Depuis une dizaine d'années, les pasteurs sont donc particulièrement alertés, notamment par le fait que de plus en plus de jeunes accèdent au mariage sans avoir été catéchisés, dans l'ignorance de la notion même de péché. Le problème se complique : la catéchèse se dédouble désormais et s'adresse aussi de manière habituelle à des adutes qui demandent le baptême ou qui, baptisés, découvrent les choses de la foi comme "recommençants". En 1999, 2 500 adultes ont reçu le baptême durant la nuit de Pâques. Le nombre total de catéchumènes était de 11 000 personnes : 3 500 ont fait leur "entrée en catéchuménat", 2 400 se préparaient à la confirmation, 1 300 se préparaient à leur première communion. Plus de 80% avaient entre 18 et 40 ans, 36% venaient de milieux populaires, 11% se trouvaient en situation de précarité, 70% étaient des femmes. La plupart se déclaraient sans religion avant leur conversion. Le temps de formation dure environ deux ans.

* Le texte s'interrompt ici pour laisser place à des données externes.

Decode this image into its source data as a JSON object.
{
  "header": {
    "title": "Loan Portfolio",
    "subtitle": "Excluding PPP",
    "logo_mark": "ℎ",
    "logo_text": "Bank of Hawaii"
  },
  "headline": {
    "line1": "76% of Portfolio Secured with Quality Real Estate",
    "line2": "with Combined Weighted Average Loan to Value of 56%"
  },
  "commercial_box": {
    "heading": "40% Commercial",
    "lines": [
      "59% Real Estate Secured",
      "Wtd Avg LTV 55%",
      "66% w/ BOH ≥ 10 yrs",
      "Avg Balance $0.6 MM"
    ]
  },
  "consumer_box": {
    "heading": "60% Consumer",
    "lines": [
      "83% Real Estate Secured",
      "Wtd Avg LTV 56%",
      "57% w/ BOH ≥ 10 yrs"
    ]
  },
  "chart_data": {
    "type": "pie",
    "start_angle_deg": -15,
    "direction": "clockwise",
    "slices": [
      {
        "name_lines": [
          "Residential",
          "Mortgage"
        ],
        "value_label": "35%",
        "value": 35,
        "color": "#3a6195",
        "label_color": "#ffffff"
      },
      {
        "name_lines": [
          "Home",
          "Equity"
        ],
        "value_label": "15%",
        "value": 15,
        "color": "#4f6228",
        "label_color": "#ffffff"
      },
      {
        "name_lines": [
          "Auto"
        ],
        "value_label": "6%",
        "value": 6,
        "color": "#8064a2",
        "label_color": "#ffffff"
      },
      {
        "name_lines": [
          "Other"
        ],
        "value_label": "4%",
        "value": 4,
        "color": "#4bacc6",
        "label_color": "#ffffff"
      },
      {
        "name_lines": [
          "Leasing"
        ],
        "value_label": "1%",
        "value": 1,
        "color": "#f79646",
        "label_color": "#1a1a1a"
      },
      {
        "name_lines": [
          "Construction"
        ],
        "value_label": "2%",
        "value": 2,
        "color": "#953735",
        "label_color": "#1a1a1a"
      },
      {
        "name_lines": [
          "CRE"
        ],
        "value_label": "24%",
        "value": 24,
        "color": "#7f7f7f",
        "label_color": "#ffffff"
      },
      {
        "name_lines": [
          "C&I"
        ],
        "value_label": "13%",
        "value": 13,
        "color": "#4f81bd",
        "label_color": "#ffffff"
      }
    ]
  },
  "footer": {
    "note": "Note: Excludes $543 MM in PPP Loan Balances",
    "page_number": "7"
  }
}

A l'intérieur même du "caté" des enfants, un nombre conséquent d'entre eux ne sont pas baptisés ou issus de familles qui vivent dans l'indifférence ou dont les parents sont séparés, leur éducation chrétienne familiale n'étant de ce fait nullement assurée. Des problèmes d'organisation à incidence politique viennent se greffer sur ces difficultés : le président de la commission épiscopale pour la catéchèse, Mgr Dubost, évêque d'Evry, constate la difficulté de plus en plus grande de trouver du temps libre pour les catéchismes du mercredi, réservé par la loi à des activités de ce type. Certes, les statistiques de fréquentation les plus pessimistes ne représentent, par définition, que la surface des choses : on ne mesure pas en chiffres et bilans l'action du Saint-Esprit. Qui peut prétendre sonder les voies de la grâce ? "C'est le mystère même de la foi. Pour rénover, rendre neuf le Nouveau Testament, rendre neuf l'Evangile, il faut être des saints et, le premier obstacle, c'est que nous ne le soyons pas", précise Mgr Dubost. Cependant la religion du Christ est celle de l'Incarnation et l'action divine passe par des signes humains.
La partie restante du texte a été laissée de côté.